Ich sehe aber noch weiteren Aspekt des Pronoia-Themas: Ein solche Weltsicht kann – in moderater Form – auch als Fähigkeit gedeutet werden, sich gute, sinnvolle Geschichten über das eigene Leben zu erzählen. In der Psychologie wird das Können, seine Lebensgeschichte stringent zu erzählen, so dass ein roter Faden das Ganze durchwebt, als gesunde Eigenschaft bewertet. Mit der eigenen Lebensgeschichte in Verbindung zu sein und tagtäglich daran weiterzuweben, so dass sie für einen selbst Sinn ergibt, scheint mir tatsächlich als Grundlage für ein zufriedenes Dasein, sofern wir uns nicht Unsinn über uns selbst erzählen und uns total verblenden. Aber zu sehen, wo man grade steht, um die Dinge, die einem passieren, gekonnt zu nutzen und stimmig zu verwandeln, ist etwas Wertvolles. Vielleicht kann man es vergleichen mit der Fähigkeit, sich etwas richtig Leckeres zu kochen, mit den Zutaten, die eben grade da sind, die einem aber nicht unbedingt alle von Schicksal, Karma oder Gott zugespielt wurden.

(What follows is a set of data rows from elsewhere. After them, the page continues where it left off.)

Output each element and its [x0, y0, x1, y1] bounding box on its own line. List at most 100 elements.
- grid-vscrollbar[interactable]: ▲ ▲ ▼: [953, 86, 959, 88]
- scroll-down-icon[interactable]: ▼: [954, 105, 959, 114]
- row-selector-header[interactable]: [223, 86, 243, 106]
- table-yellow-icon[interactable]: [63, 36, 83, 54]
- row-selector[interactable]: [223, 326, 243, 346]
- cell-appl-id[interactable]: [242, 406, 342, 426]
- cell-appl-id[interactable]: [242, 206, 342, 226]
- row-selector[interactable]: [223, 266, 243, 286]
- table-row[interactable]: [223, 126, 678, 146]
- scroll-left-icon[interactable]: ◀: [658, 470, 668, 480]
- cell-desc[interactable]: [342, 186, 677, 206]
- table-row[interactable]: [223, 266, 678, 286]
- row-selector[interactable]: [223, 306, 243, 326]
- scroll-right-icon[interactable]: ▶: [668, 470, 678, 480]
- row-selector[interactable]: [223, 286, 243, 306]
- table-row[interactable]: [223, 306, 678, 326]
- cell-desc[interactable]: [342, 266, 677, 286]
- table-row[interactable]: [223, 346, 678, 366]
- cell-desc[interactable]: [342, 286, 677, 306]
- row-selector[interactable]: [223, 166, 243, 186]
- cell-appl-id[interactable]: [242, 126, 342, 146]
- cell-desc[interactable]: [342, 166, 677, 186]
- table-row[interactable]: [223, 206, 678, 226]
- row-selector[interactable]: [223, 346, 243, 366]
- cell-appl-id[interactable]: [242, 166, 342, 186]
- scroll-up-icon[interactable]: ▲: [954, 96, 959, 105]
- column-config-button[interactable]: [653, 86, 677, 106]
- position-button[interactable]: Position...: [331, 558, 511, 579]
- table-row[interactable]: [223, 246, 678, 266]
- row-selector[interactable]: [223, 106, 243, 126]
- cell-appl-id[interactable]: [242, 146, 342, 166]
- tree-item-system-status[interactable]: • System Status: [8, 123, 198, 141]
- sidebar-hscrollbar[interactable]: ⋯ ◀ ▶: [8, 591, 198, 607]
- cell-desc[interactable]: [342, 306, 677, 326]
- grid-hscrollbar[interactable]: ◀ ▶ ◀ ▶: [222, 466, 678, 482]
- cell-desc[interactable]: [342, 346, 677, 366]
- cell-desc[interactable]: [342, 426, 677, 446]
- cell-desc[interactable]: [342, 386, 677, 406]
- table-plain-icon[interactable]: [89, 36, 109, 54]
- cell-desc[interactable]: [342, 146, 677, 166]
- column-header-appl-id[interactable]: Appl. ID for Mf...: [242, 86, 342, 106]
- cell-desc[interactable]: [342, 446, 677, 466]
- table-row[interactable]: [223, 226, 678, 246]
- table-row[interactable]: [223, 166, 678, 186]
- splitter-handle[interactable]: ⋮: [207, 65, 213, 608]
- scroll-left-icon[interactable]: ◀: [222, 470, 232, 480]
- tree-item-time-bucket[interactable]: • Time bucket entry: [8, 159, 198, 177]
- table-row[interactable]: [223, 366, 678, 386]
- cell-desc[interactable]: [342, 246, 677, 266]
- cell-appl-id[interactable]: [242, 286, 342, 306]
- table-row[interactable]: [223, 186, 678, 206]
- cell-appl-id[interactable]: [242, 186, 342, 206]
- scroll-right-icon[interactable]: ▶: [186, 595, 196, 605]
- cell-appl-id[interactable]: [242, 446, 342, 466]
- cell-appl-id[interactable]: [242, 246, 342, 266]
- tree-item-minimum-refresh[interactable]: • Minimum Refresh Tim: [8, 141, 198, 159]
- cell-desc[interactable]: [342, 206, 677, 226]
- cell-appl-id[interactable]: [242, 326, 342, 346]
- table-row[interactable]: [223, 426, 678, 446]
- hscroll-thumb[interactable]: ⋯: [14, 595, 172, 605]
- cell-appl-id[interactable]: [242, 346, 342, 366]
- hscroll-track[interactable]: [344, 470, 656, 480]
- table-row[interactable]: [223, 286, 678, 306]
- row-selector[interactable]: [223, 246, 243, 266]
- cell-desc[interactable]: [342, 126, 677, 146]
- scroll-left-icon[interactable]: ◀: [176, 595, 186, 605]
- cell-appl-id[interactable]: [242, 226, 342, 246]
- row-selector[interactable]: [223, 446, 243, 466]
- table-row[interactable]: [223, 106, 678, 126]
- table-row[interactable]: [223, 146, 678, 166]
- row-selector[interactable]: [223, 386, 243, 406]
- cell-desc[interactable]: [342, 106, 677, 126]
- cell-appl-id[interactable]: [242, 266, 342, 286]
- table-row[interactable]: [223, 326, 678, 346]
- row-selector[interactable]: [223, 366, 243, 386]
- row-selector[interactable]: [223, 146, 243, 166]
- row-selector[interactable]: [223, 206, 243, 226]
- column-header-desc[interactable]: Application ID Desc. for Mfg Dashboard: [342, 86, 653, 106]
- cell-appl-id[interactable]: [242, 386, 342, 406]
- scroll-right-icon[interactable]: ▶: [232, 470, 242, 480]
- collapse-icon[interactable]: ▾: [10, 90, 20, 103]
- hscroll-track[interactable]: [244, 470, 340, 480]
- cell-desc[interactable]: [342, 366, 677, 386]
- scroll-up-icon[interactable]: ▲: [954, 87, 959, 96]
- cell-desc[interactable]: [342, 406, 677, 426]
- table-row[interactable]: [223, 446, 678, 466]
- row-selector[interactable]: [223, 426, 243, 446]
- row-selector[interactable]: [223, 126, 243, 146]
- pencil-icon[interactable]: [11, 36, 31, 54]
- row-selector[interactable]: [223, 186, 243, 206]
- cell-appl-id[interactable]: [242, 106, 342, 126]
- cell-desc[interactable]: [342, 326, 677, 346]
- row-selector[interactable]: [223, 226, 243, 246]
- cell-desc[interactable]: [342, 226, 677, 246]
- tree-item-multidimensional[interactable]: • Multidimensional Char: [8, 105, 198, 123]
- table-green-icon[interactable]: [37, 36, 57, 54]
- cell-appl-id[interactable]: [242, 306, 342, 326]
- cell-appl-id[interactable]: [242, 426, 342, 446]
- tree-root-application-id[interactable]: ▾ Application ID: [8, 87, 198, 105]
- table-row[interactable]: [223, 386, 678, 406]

Letztendlich liegen zwischen den aufgezählten Aspekten kleine, qualitative Unterschiede, die allerdings für die eigene Weltsicht, die eigene Neigung zur Selbstüberschätzung oder für die Entwicklung von Bescheidenheit bedeutend sein können. Der Clou scheint mir der Agens zu sein, also die Frage: Wer ist es, der hier aktiv ist? Nutzt du Methoden wie kognitive Neubewertung, wenn sie dir helfen können? Entwickelst du die Fähigkeit, dein Leben in eine stringente Erzählung zu verpacken, deine Rolle in dem, was dir zustößt ehrlich anzuerkennen und »Schicksalsschläge« darauf aufbauend gekonnt zu verstoffwechseln? Oder gibt es da eine Art passives Selbst, das nichts tut, sondern das Universum für sich arbeiten lässt und vielleicht auch Fehltritte als »hat eben so sein sollen« abtut und nichts daraus lernt? Eines ist sicherlich psychologisch wertvoll, das andere hat durchaus Verblendungspotenzial und ist die beste Grundlage für spiritual bypassing.

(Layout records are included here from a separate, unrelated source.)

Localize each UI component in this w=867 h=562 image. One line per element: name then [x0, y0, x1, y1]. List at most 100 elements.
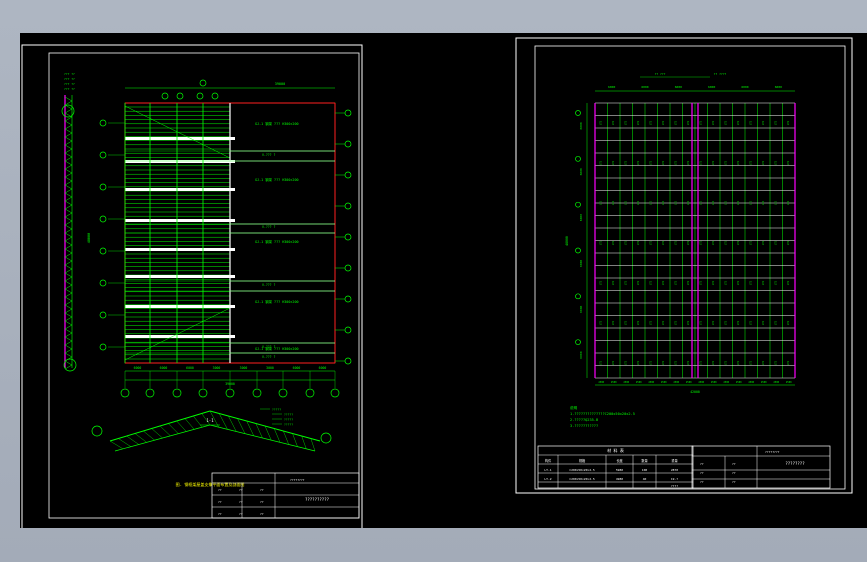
truss-note-label: ??? ?? — [64, 72, 75, 76]
schedule-cell: C200×50×20×2.5 — [569, 468, 594, 472]
truss-web — [64, 160, 73, 166]
purlin-tag: LT1 — [749, 360, 752, 365]
purlin-tag: LT1 — [637, 240, 640, 245]
purlin-tag: LT1 — [637, 360, 640, 365]
axis-bubble — [344, 109, 352, 117]
title-block-cell: ?? — [218, 488, 222, 492]
truss-web — [64, 240, 73, 246]
truss-web — [64, 352, 73, 358]
purlin-tag: LT1 — [774, 360, 777, 365]
purlin-tag: LT1 — [674, 200, 677, 205]
web-member — [264, 425, 272, 441]
schedule-cell: LT-2 — [544, 477, 551, 481]
bracing-label: V-??? ? — [262, 153, 276, 157]
column-bubble — [176, 92, 184, 100]
purlin-tag: LT1 — [674, 320, 677, 325]
title-block-cell: ?? — [260, 488, 264, 492]
section-bubble — [320, 432, 332, 444]
note-line: 3.??????????? — [570, 424, 598, 428]
truss-web — [64, 272, 73, 278]
top-dim: 6000 — [741, 85, 748, 89]
truss-web — [64, 348, 73, 354]
purlin-tag: LT1 — [737, 200, 740, 205]
purlin-tag: LT1 — [674, 160, 677, 165]
leader-label: ????? — [284, 413, 293, 417]
axis-bubble — [99, 343, 107, 351]
sheet-1-drawing-title: ?????????? — [305, 497, 330, 502]
purlin-tag: LT1 — [637, 120, 640, 125]
schedule-title: 材 料 表 — [607, 447, 624, 453]
left-dim: 6000 — [579, 214, 583, 221]
axis-bubble — [99, 247, 107, 255]
grid-bubble — [252, 388, 262, 398]
sheet-1-project: ???????? — [290, 478, 305, 482]
truss-web — [64, 208, 73, 214]
left-total-dim: 48000 — [87, 233, 91, 244]
purlin-tag: LT1 — [624, 320, 627, 325]
purlin-tag: LT1 — [774, 160, 777, 165]
web-member — [151, 428, 163, 439]
purlin-tag: LT1 — [612, 200, 615, 205]
model-space-canvas[interactable]: GJ-1 钢架 ??? H300×200 GJ-1 钢架 ??? H300×200… — [20, 33, 867, 528]
sheet-1-caption: 图. 钢框架屋盖支撑平面布置及剖面图 — [176, 481, 245, 487]
web-member — [176, 420, 187, 432]
truss-web — [64, 156, 73, 162]
truss-web — [64, 236, 73, 242]
purlin-tag: LT1 — [662, 320, 665, 325]
purlin-tag: LT1 — [762, 120, 765, 125]
purlin-tag: LT1 — [749, 160, 752, 165]
title-block-cell: ?? — [700, 462, 704, 466]
top-note: ?? ???? — [714, 72, 727, 76]
web-member — [255, 423, 263, 439]
axis-bubble — [344, 140, 352, 148]
sheet-2-title-block: ???????????????????????????? — [691, 445, 831, 489]
truss-web — [64, 320, 73, 326]
sheet-1-title-block: ???????????????????????????????????? — [211, 472, 360, 519]
purlin-tag: LT1 — [687, 360, 690, 365]
purlin-tag: LT1 — [624, 240, 627, 245]
web-member — [283, 430, 289, 445]
truss-web — [64, 312, 73, 318]
truss-web — [64, 176, 73, 182]
truss-web — [64, 288, 73, 294]
purlin-tag: LT1 — [699, 360, 702, 365]
schedule-cell: 5980 — [616, 468, 623, 472]
bottom-bay-dim: 2500 — [773, 381, 779, 384]
purlin-tag: LT1 — [737, 120, 740, 125]
truss-web — [64, 196, 73, 202]
bracing-band — [125, 335, 235, 338]
purlin-tag: LT1 — [712, 360, 715, 365]
truss-web — [64, 144, 73, 150]
web-member — [118, 438, 131, 447]
purlin-tag: LT1 — [712, 320, 715, 325]
purlin-tag: LT1 — [649, 320, 652, 325]
axis-bubble — [344, 357, 352, 365]
web-member — [159, 425, 171, 436]
bottom-bay-dim: 2500 — [761, 381, 767, 384]
left-dim: 6000 — [579, 351, 583, 358]
truss-web — [64, 332, 73, 338]
purlin-tag: LT1 — [624, 160, 627, 165]
bottom-bay-dim: 2500 — [736, 381, 742, 384]
web-member — [109, 440, 124, 450]
left-dim: 6000 — [579, 168, 583, 175]
axis-bubble — [575, 155, 581, 162]
bottom-bay-dim: 2500 — [598, 381, 604, 384]
purlin-tag: LT1 — [624, 280, 627, 285]
truss-web — [64, 276, 73, 282]
bottom-dim: 6000 — [293, 366, 301, 370]
purlin-tag: LT1 — [749, 120, 752, 125]
bottom-dim: 3000 — [213, 366, 221, 370]
top-total-dim: 39000 — [275, 82, 286, 86]
schedule-header: 重量 — [671, 458, 678, 463]
web-member — [184, 418, 195, 430]
truss-web — [64, 168, 73, 174]
web-member — [143, 430, 155, 441]
web-member — [310, 438, 316, 452]
title-block-cell: ?? — [239, 488, 243, 492]
top-note: ?? ??? — [655, 72, 666, 76]
truss-web — [64, 96, 73, 102]
truss-elevation-vertical: ??? ????? ????? ????? ?? — [61, 72, 77, 372]
purlin-tag: LT1 — [724, 360, 727, 365]
truss-web — [64, 324, 73, 330]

Der Themenkomplex an sich ist trotzdem ziemlich genial, denn letztlich kommen wir nicht aus und müssen zu Gestalter*innen unseres Lebens werden, was auch immer Unerwartetes passieren möge. Und ein bisschen selbsterfüllende Prophezeiung ist beim sich selbst gute Geschichten erzählen wohl auch dabei.

Was denkst Du darüber? Bist Du überzeugte*r Geschichtenerzähler*in oder doch Pronoiker*in?

** Herzlichen Dank an alle, die sich diesen Beitrag vorweg durchgelesen und ihn kommentiert haben!